In a non-biased way we were able to evaluate 230 cumulatively assessed perimeter
fractions (APF) per CT, ranging from 27-641 APF. In contrast to the commonly used
pi10 method, in which a secondary derived variable from few, mostly 6 selected
airways is used to estimate the airway wall thickness [5, 6, 13–15], we obtained many direct airway wall measurements. To our opinion direct
measurements assessed over all lobes provide a better overall reflection of AWT than
a limited number of secondary AWT measurements.
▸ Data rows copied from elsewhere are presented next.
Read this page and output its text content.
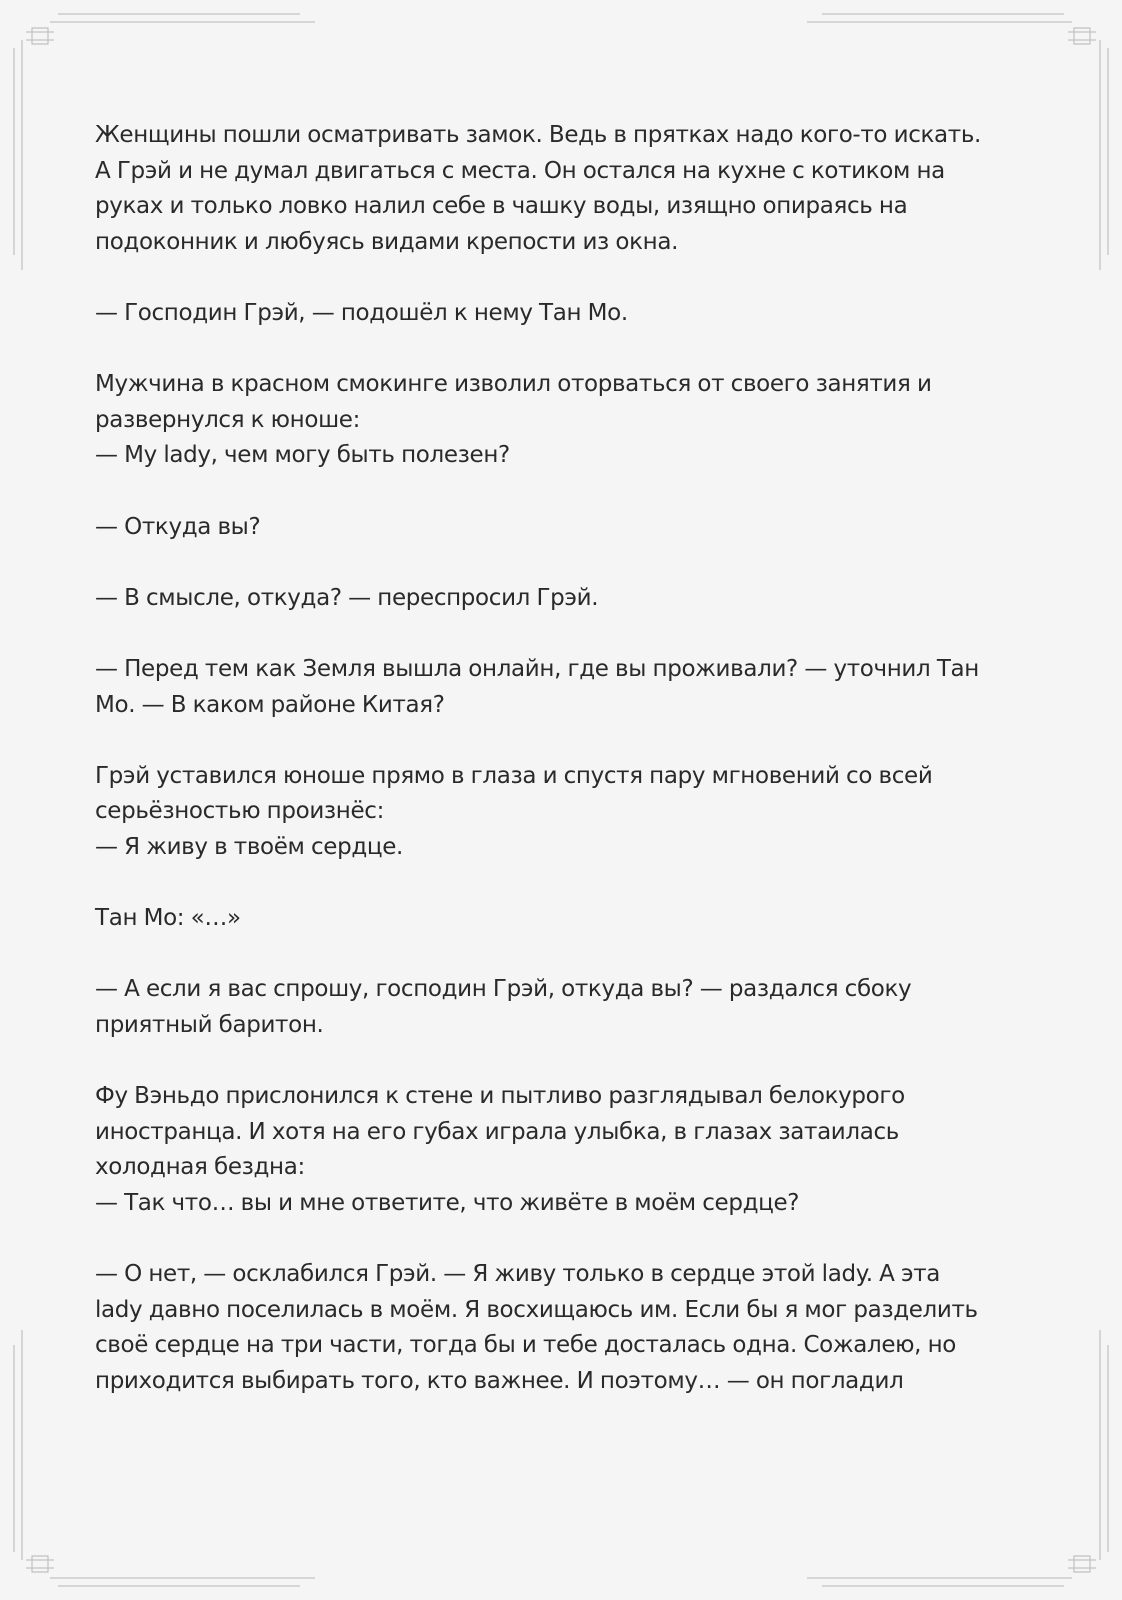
Женщины пошли осматривать замок. Ведь в прятках надо кого-то искать.
А Грэй и не думал двигаться с места. Он остался на кухне с котиком на
руках и только ловко налил себе в чашку воды, изящно опираясь на
подоконник и любуясь видами крепости из окна.

— Господин Грэй, — подошёл к нему Тан Мо.

Мужчина в красном смокинге изволил оторваться от своего занятия и
развернулся к юноше:
— My lady, чем могу быть полезен?

— Откуда вы?

— В смысле, откуда? — переспросил Грэй.

— Перед тем как Земля вышла онлайн, где вы проживали? — уточнил Тан
Мо. — В каком районе Китая?

Грэй уставился юноше прямо в глаза и спустя пару мгновений со всей
серьёзностью произнёс:
— Я живу в твоём сердце.

Тан Мо: «…»

— А если я вас спрошу, господин Грэй, откуда вы? — раздался сбоку
приятный баритон.

Фу Вэньдо прислонился к стене и пытливо разглядывал белокурого
иностранца. И хотя на его губах играла улыбка, в глазах затаилась
холодная бездна:
— Так что… вы и мне ответите, что живёте в моём сердце?

— О нет, — осклабился Грэй. — Я живу только в сердце этой lady. А эта
lady давно поселилась в моём. Я восхищаюсь им. Если бы я мог разделить
своё сердце на три части, тогда бы и тебе досталась одна. Сожалею, но
приходится выбирать того, кто важнее. И поэтому… — он погладил
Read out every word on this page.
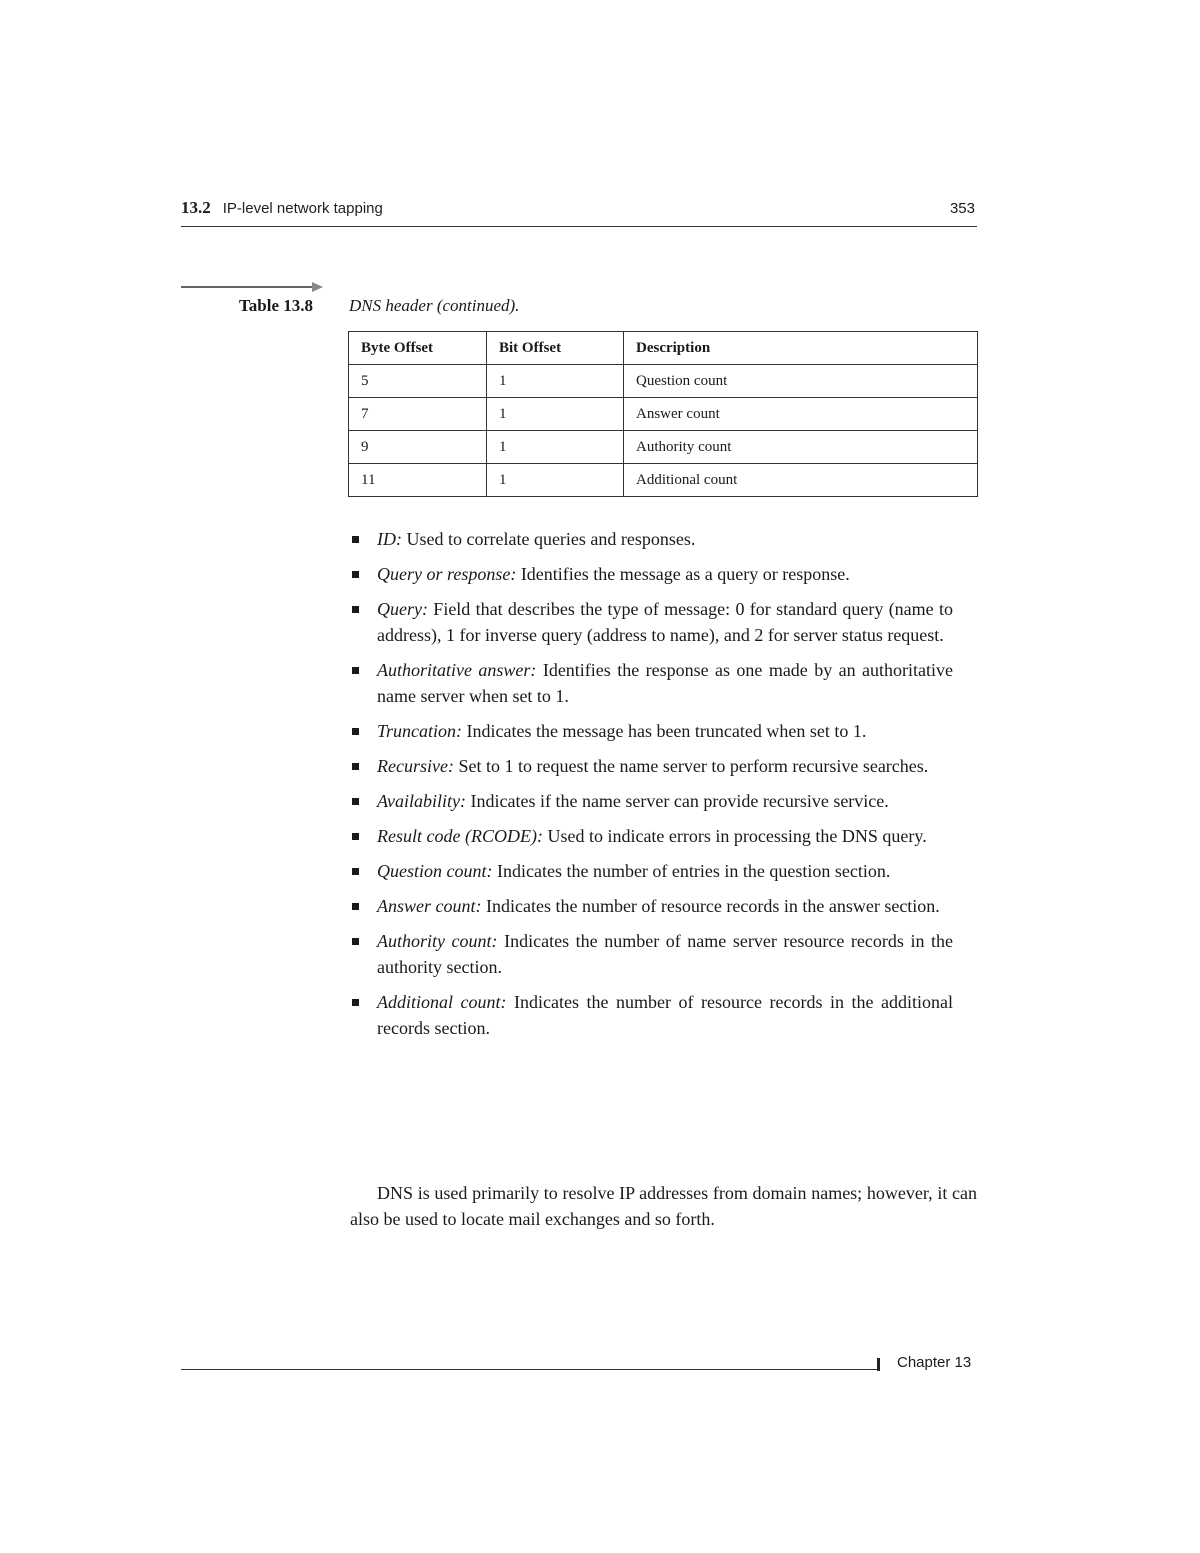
13.2 IP-level network tapping	353
Table 13.8 DNS header (continued).
Byte Offset	Bit Offset	Description
5	1	Question count
7	1	Answer count
9	1	Authority count
11	1	Additional count
ID: Used to correlate queries and responses.
Query or response: Identifies the message as a query or response.
Query: Field that describes the type of message: 0 for standard query (name to address), 1 for inverse query (address to name), and 2 for server status request.
Authoritative answer: Identifies the response as one made by an authoritative name server when set to 1.
Truncation: Indicates the message has been truncated when set to 1.
Recursive: Set to 1 to request the name server to perform recursive searches.
Availability: Indicates if the name server can provide recursive service.
Result code (RCODE): Used to indicate errors in processing the DNS query.
Question count: Indicates the number of entries in the question section.
Answer count: Indicates the number of resource records in the answer section.
Authority count: Indicates the number of name server resource records in the authority section.
Additional count: Indicates the number of resource records in the additional records section.

DNS is used primarily to resolve IP addresses from domain names; however, it can also be used to locate mail exchanges and so forth.

Chapter 13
A limitation of this study is, inherent to general population-based studies, that
only male smokers with mild emphysema and/or airflow limitation were included.
Strengths of our study is the non-biased way of analyzing a high number of airway
sections in all lobes that makes our approach more suitable for combined airway wall
thickness and emphysema measurements on one low-dose CT scan. Such approach allows
monitoring of intervention effects on both parameters. This is important when new
treatment modalities will become available for clinical testing.
In the future further developments may involve measurements of thickness of airway
walls along the full length of the bronchial tree at in- and expiration scans.
Possibly more airflow variability will be explained.
In conclusion, post processing standardization of large numbers of airway wall
measurements in all lung lobes is feasible, reliable and an useful method to assess
airway wall thickness. We have demonstrated that increased airway wall thickness
contributes more to airflow limitation than emphysema in a smoking male population
even after adjustment for smoking behavior.